SemanticFace: Semantic Facial Action Estimation via Semantic Distillation in Interpretable Space
This work addresses the need for interpretable facial action estimation in applications like avatar control and human-computer interaction, representing an incremental advancement.
The paper tackles the problem of estimating interpretable facial actions from single images by predicting ARKit blendshape coefficients, achieving improved accuracy and perceptual consistency through semantic distillation.
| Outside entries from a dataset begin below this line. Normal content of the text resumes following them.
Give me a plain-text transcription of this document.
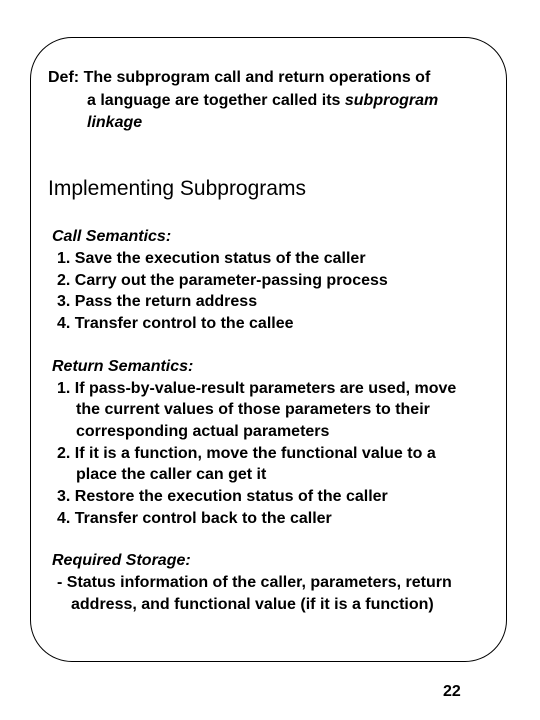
Def: The subprogram call and return operations of

a language are together called its subprogram

linkage

Implementing Subprograms

Call Semantics:

1. Save the execution status of the caller

2. Carry out the parameter-passing process

3. Pass the return address

4. Transfer control to the callee

Return Semantics:

1. If pass-by-value-result parameters are used, move

the current values of those parameters to their

corresponding actual parameters

2. If it is a function, move the functional value to a

place the caller can get it

3. Restore the execution status of the caller

4. Transfer control back to the caller

Required Storage:

- Status information of the caller, parameters, return

address, and functional value (if it is a function)

22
Facial action estimation from a single image is often formulated as predicting or fitting parameters in compact expression spaces, which lack explicit semantic interpretability. However, many practical applications, such as avatar control and human-computer interaction, require interpretable facial actions that correspond to meaningful muscle movements. In this work, we propose \textbf{SemanticFace}, a framework for facial action estimation in the interpretable ARKit blendshape space that reformulates coefficient prediction as structured semantic reasoning. SemanticFace adopts a two-stage semantic distillation paradigm: it first derives structured semantic supervision from ground-truth ARKit coefficients and then distills this knowledge into a multimodal large language model to predict interpretable facial action coefficients from images. Extensive experiments demonstrate that language-aligned semantic supervision improves both coefficient accuracy and perceptual consistency, while enabling strong cross-identity generalization and robustness to large domain shifts, including cartoon faces.